Detonation structure and detonability of C $_2$H $_2$-O $_2$ mixtures at elevated initial temperature

Abstract. We have studied the influence of initial pressure ( $P_0=0.05$–1 bar) and temperature ( $T_0= 300$–500 K) on the detonation structure of three acetylene-oxygen based mixtures. Two were stoichiometric, C $_2$H $_2+2.5$ O $_2$ and C $_2$H $_2+2.5$ O $_2+3.5$ Ar and one was lean, C $_2$H $_2+10$ O $_2$. The gaseous mixtures were heated by the detonation tube itself which was electrically heated by Joule effect at a rate of about 100 K per minute. Experimental results show that the detonation cell size $\lambda $ of the stoichiometric mixtures increases with $T_0$ and is nearly independent of this parameter for the lean one. The evolution of the cell size with respect to the initial temperature and pressure is reasonably well predicted through the ZND model using global or detailed kinetics.

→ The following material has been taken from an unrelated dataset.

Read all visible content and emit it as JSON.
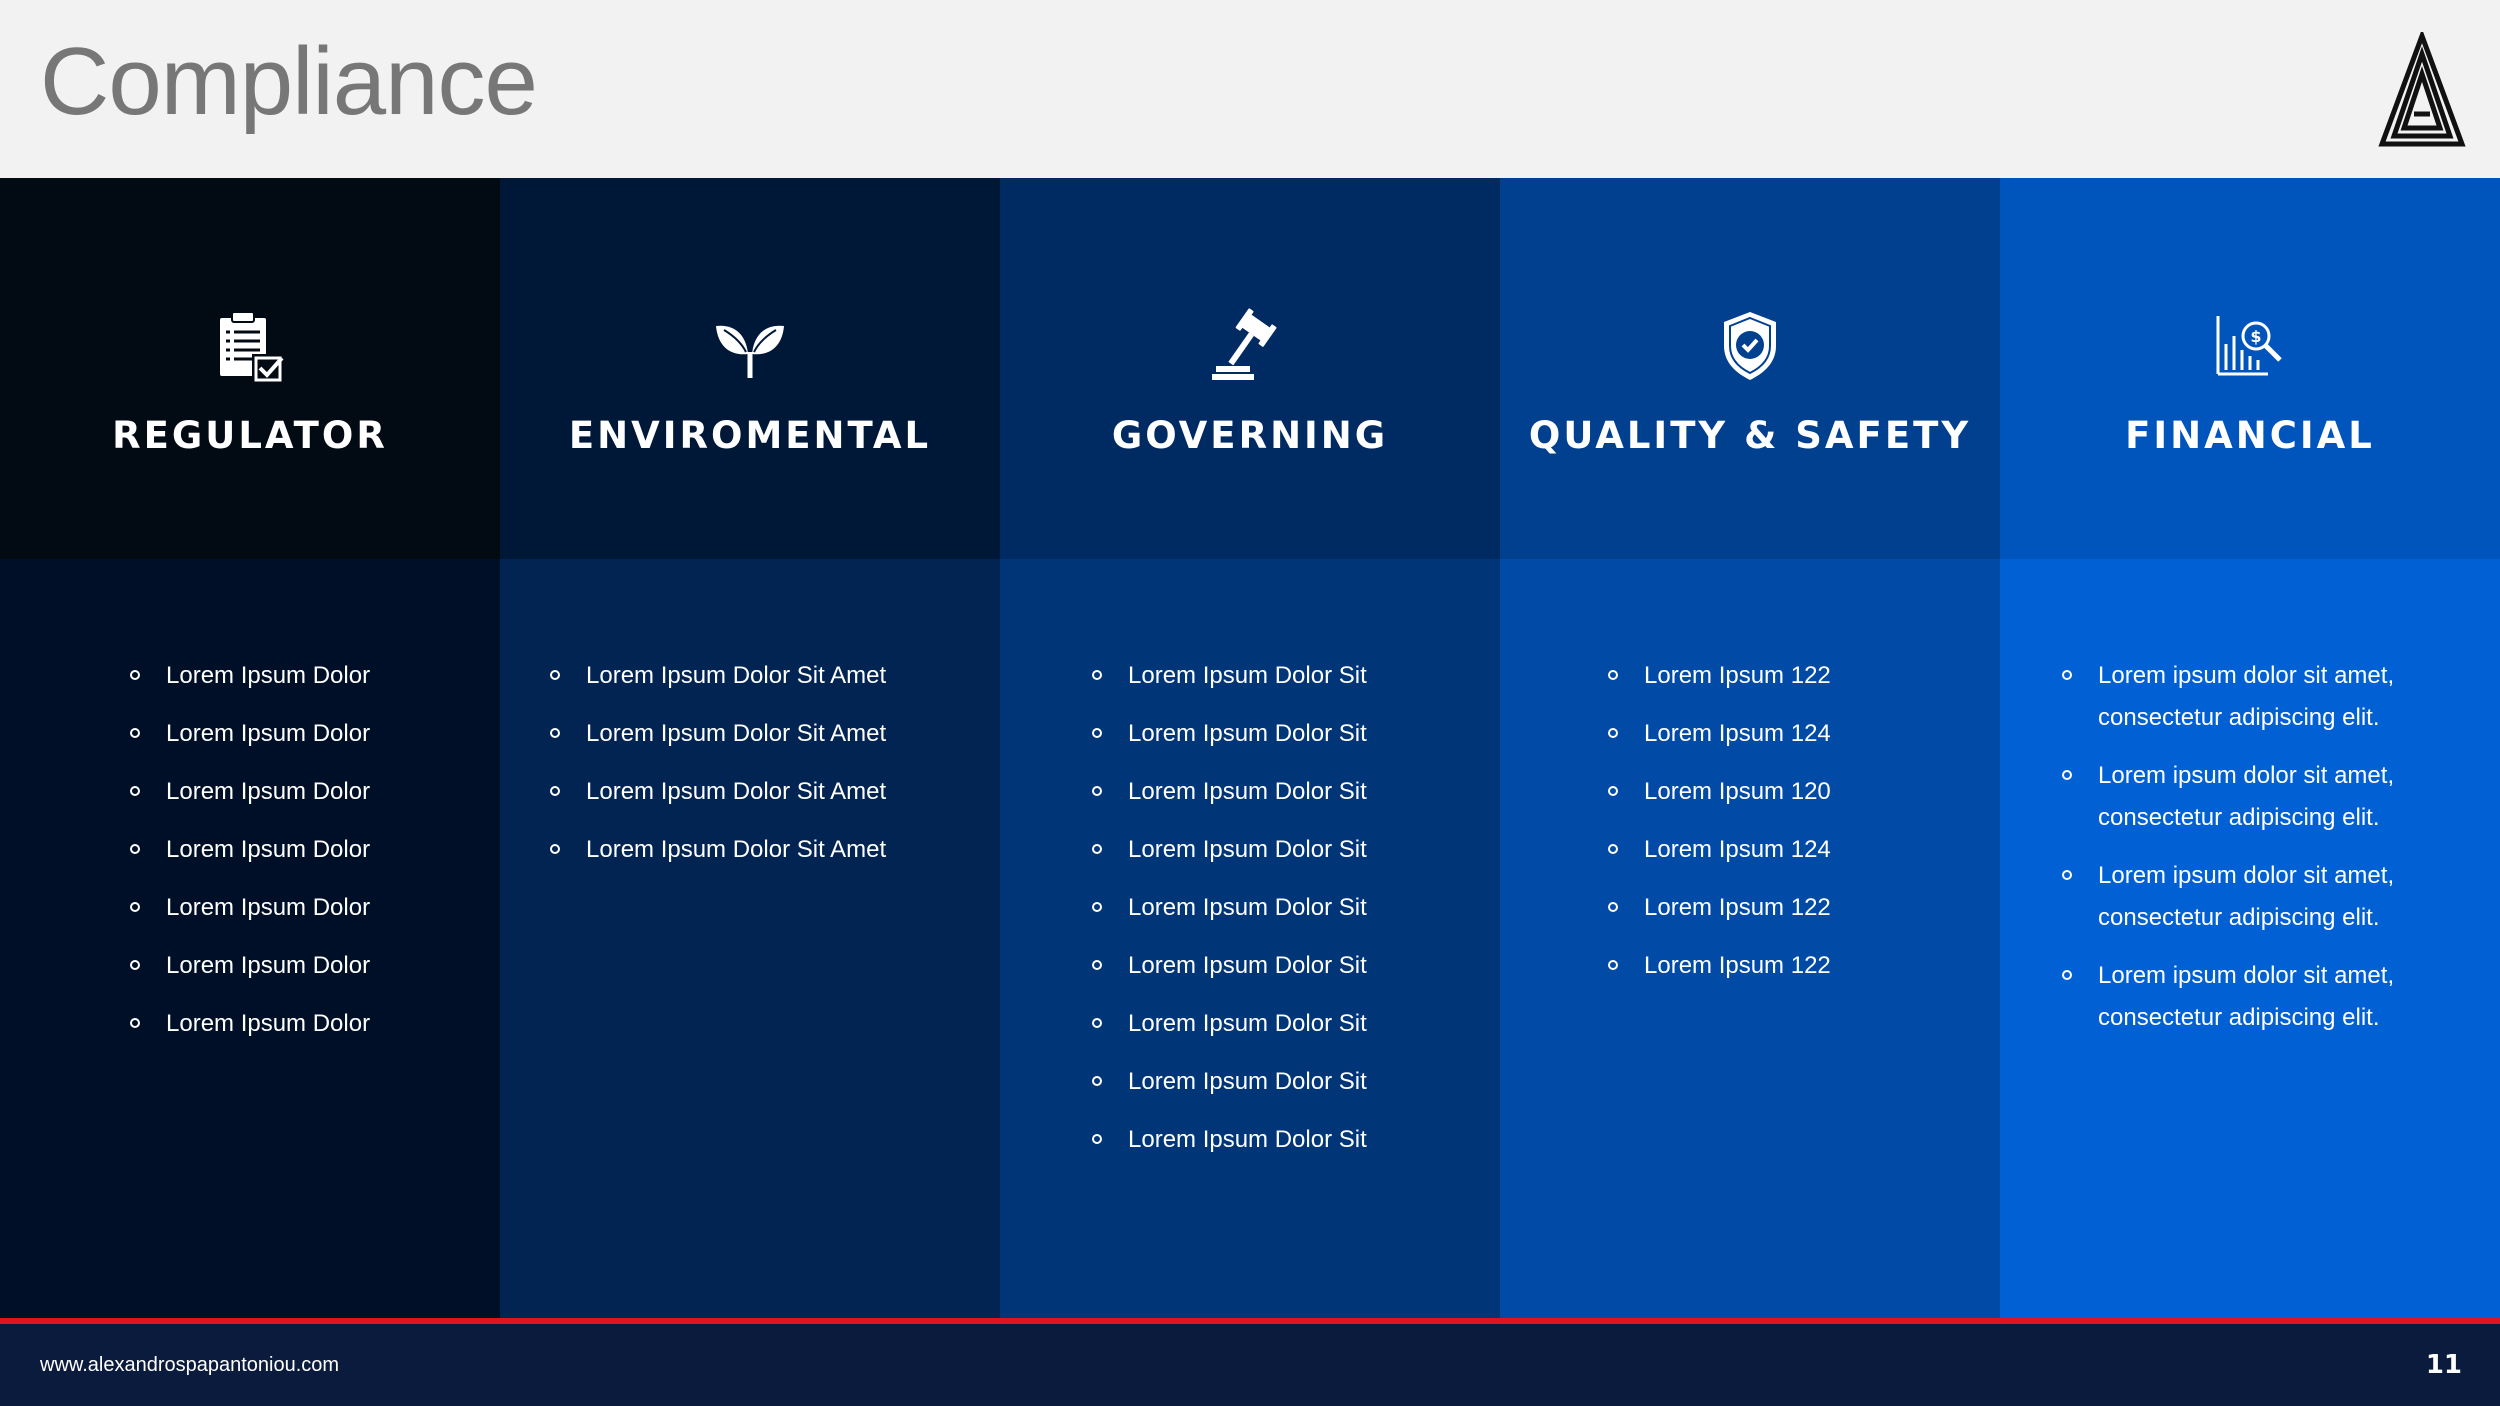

Calculations show that the influence of $T_0$ on cell size depends strongly on the value of the reduced global activation energy Ea/RT $_{{\rm ZND}}$ of the given mixture.The critical diameter $d_C$ of detonation transmission from a tube into a large volume and the critical radius of curvature $R_C$ of spherical detonation initiation have been studied using the two stoichiometric mixtures at elevated initial temperature. Results indicate that the classical relationships $d_C \cong 13\lambda_{CJ}$ and $R_{C} \cong 20\lambda_{CJ}$ hold also in these conditions. As a consequence, because of increasing $\lambda $ with $T_0$, the detonability of the stoichiometric mixtures drops at elevated temperature.